Un rover solitario, enviado desde la Tierra para explorar un exoplaneta distante, se enfrenta a un dilema peculiar: quiere regresar a su punto de partida después de seguir un programa de viaje preciso, día a día. El rover debe avanzar una distancia cada día mayor (1 km, 2 km, 3 km, etc., durante ocho días) y girar 90 grados al final de cada segmento. La pregunta es: ¿puede elegir estratégicamente giros hacia la izquierda o hacia la derecha para terminar exactamente donde comenzó?
La solución
El rover puede regresar a su punto de partida. La clave está en reconocer un patrón simple: el rover necesita realizar el mismo número de giros a la izquierda y a la derecha. Como la misión dura ocho días, debe girar cuatro veces a la izquierda y cuatro veces a la derecha.
Para lograr esto, el rover debería alternar direcciones. Por ejemplo, girar a la derecha el día uno, a la izquierda el día dos, a la derecha el día tres, a la izquierda el día cuatro, etc. Esto asegura que después de ocho movimientos, el rover haya completado un bucle cuadrado completo, cancelando efectivamente sus movimientos y devolviéndolo al lugar de aterrizaje original.

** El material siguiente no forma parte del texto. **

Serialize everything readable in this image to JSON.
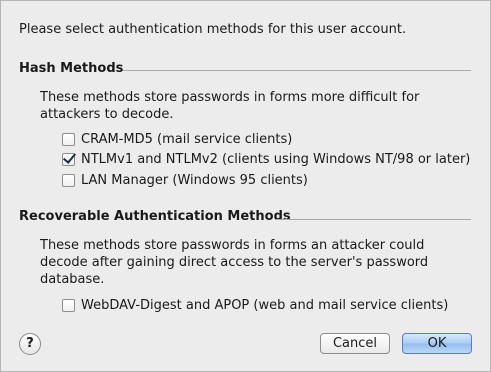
{
  "intro": "Please select authentication methods for this user account.",
  "hash_section": {
    "title": "Hash Methods",
    "description": "These methods store passwords in forms more difficult for attackers to decode.",
    "options": [
      {
        "label": "CRAM-MD5 (mail service clients)",
        "checked": false
      },
      {
        "label": "NTLMv1 and NTLMv2 (clients using Windows NT/98 or later)",
        "checked": true
      },
      {
        "label": "LAN Manager (Windows 95 clients)",
        "checked": false
      }
    ]
  },
  "recoverable_section": {
    "title": "Recoverable Authentication Methods",
    "description": "These methods store passwords in forms an attacker could decode after gaining direct access to the server's password database.",
    "options": [
      {
        "label": "WebDAV-Digest and APOP (web and mail service clients)",
        "checked": false
      }
    ]
  },
  "buttons": {
    "help": "?",
    "cancel": "Cancel",
    "ok": "OK"
  }
}
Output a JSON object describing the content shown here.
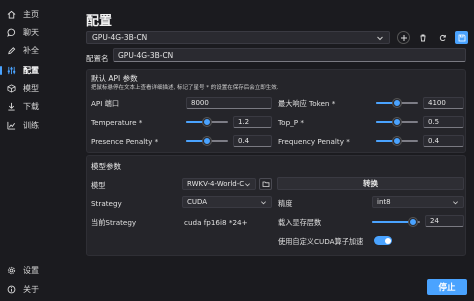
{
  "sidebar": {
    "items": [
      {
        "label": "主页",
        "icon": "home-icon"
      },
      {
        "label": "聊天",
        "icon": "chat-icon"
      },
      {
        "label": "补全",
        "icon": "pen-icon"
      },
      {
        "label": "配置",
        "icon": "config-icon",
        "active": true
      },
      {
        "label": "模型",
        "icon": "model-icon"
      },
      {
        "label": "下载",
        "icon": "download-icon"
      },
      {
        "label": "训练",
        "icon": "train-icon"
      }
    ],
    "bottom": [
      {
        "label": "设置",
        "icon": "gear-icon"
      },
      {
        "label": "关于",
        "icon": "info-icon"
      }
    ]
  },
  "page": {
    "title": "配置",
    "preset": "GPU-4G-3B-CN",
    "name_label": "配置名",
    "name_value": "GPU-4G-3B-CN"
  },
  "api": {
    "title": "默认 API 参数",
    "subtitle": "把鼠标悬停在文本上查看详细描述, 标记了星号 * 的设置在保存后会立即生效.",
    "port_label": "API 端口",
    "port_value": "8000",
    "max_tokens_label": "最大响应 Token *",
    "max_tokens_value": "4100",
    "max_tokens_fraction": 0.5,
    "temperature_label": "Temperature *",
    "temperature_value": "1.2",
    "temperature_fraction": 0.5,
    "top_p_label": "Top_P *",
    "top_p_value": "0.5",
    "top_p_fraction": 0.5,
    "presence_label": "Presence Penalty *",
    "presence_value": "0.4",
    "presence_fraction": 0.5,
    "frequency_label": "Frequency Penalty *",
    "frequency_value": "0.4",
    "frequency_fraction": 0.5
  },
  "model": {
    "title": "模型参数",
    "model_label": "模型",
    "model_value": "RWKV-4-World-C",
    "convert_label": "转换",
    "strategy_label": "Strategy",
    "strategy_value": "CUDA",
    "precision_label": "精度",
    "precision_value": "int8",
    "current_strategy_label": "当前Strategy",
    "current_strategy_value": "cuda fp16i8 *24+",
    "layers_label": "载入显存层数",
    "layers_value": "24",
    "layers_fraction": 0.85,
    "custom_cuda_label": "使用自定义CUDA算子加速",
    "custom_cuda_on": true
  },
  "footer": {
    "stop_label": "停止"
  },
  "colors": {
    "accent": "#4aa3ff",
    "background": "#1b1b1f",
    "card": "#25252a"
  }
}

El rompecabezas más grande: misiones de rovers a través de planetas
La pregunta adicional extiende este concepto a una flota de 100 rovers, a cada uno de los cuales se le asignan misiones de diferente duración, desde uno hasta 100 días. ¿Qué rovers pueden regresar a casa con éxito?
La respuesta es que cualquier rover con una misión de duración par puede regresar a su punto de partida. Esto se debe a que un número par de días permite una división igual entre giros a la izquierda y a la derecha. El rover simplemente necesita alternar direcciones constantemente.
Por el contrario, los rovers en misiones de duración impar (1, 3, 5, etc.) no pueden regresar a su punto de partida. Un número impar de movimientos siempre resultará en un desequilibrio entre los giros a la izquierda y a la derecha, dejando al rover varado.
En conclusión, el viaje del rover nostálgico destaca un principio matemático simple pero elegante. Los rovers solo pueden regresar a casa si sus misiones están estructuradas para permitir movimientos equilibrados, lo que demuestra que incluso en la inmensidad del espacio, un poco de planificación puede llevarte de regreso al punto de partida.